Saarbrücker Psychologe: Urteil wegen Kindesmissbrauchs nun rechtskräftig
+++ Update 13. Juli 2021: Das Urteil (vier Jahre und drei Monate Freiheitsstrafe) gegen den Saarbrücker Psychologen Walter P. wegen schweren sexuellen Missbrauchs von Kindern ist nun rechtskräftig. Der Bundesgerichtshof (BGH) hat die Revision als unbegründet verworfen. Des Weiteren ist ihm untersagt, fünf Jahre lang psychotherapeutisch mit männlichen Kindern unter 14 Jahren zu arbeiten. +++
30. März 2021
Revision nach Missbrauchsurteil gegen Saarbrücker Therapeuten: Verteidiger fordert Haftentlassung
Nach der Verurteilung des Saarbrücker Psychotherapeuten Walter P. wegen schweren sexuellen Missbrauchs eines Kindes hat dessen Verteidiger Revision eingereicht.
Von Michi Jo Standl
Saarbrücken. Nach dem Urteil gegen den Saarbrücker Psychotherapeuten Walter P. (74) hat dessen Verteidiger Lars Nozar Revision eingereicht. P. ist im Dezember von der Jugendkammer II des Landgerichtes Saarbrücken wegen schweren sexuellen Missbrauchs eines Kindes zu einer Freiheitsstrafe von vier Jahren und drei Monaten verurteilt worden. Das Gericht sieht es als erwiesen an, dass P. 2005 und 2006 das damals acht Jahre alte Opfer missbraucht hatte. Der inzwischen 23-Jährige war damals bei dem Therapeuten in Langzeittherapie. Nozar fordert die Aufhebung des Urteils und die Neuverhandlung vor einer anderen Kammer des Landgerichtes sowie die Aufhebung des Haftbefehls.

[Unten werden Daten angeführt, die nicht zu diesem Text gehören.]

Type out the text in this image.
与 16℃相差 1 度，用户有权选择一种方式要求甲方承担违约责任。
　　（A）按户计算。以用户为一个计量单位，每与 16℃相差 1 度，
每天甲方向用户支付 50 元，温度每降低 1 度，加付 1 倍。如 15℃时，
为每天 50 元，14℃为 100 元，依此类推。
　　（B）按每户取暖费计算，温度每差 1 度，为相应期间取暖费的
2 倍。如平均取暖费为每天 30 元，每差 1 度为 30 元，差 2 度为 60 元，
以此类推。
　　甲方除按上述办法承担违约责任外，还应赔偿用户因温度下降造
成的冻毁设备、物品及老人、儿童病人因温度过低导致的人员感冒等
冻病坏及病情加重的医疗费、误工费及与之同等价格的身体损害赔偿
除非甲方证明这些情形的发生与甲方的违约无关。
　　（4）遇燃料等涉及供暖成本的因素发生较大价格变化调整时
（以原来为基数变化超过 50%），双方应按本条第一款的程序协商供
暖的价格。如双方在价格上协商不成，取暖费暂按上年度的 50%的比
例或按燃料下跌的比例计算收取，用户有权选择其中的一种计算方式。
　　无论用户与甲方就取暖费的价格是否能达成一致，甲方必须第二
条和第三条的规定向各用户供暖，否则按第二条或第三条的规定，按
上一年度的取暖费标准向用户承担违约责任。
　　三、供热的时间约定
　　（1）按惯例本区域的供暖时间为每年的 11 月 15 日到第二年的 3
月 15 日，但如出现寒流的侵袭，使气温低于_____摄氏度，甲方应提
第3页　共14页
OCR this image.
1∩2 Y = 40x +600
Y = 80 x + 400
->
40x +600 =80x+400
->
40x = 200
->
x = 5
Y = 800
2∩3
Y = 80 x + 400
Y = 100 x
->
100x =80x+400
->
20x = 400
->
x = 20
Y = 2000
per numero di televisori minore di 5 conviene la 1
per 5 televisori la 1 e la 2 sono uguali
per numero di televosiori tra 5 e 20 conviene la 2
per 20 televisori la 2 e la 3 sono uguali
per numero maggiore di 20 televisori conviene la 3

Ist P. verhandlungs- und haftunfähig?
Im Wesentlichen rügt Nozar in der Revisionsbegründung das Gericht, trotz psychischer und körperlicher Verhandlungsunfähigkeit seines Mandanten den Prozess fortgesetzt zu haben. Dabei beruft sich der Rechtsanwalt auf eine Stellungnahme der Oberärztin einer Privatklinik in Bayern und auf ein Attest eines Saarbrücker Psychiaters. Die Ärzte zweifeln auch die Haftfähigkeit des Beschuldigten an. In der Privatklinik ist P. im September festgenommen worden, nachdem er nicht zum Prozessauftakt erschienen war.
Zu den Vorwürfen gegen ihn hatte sich der Angeklagte während des gesamten Prozesses nicht geäußert. Nozar weist darauf hin, dass er den Eindruck gehabt habe, dass sein Mandant zwar körperlich, aber nicht geistig anwesend sei.
Wie lückenhaft dürfen die Aussagen eines damals Achtjährigen sein?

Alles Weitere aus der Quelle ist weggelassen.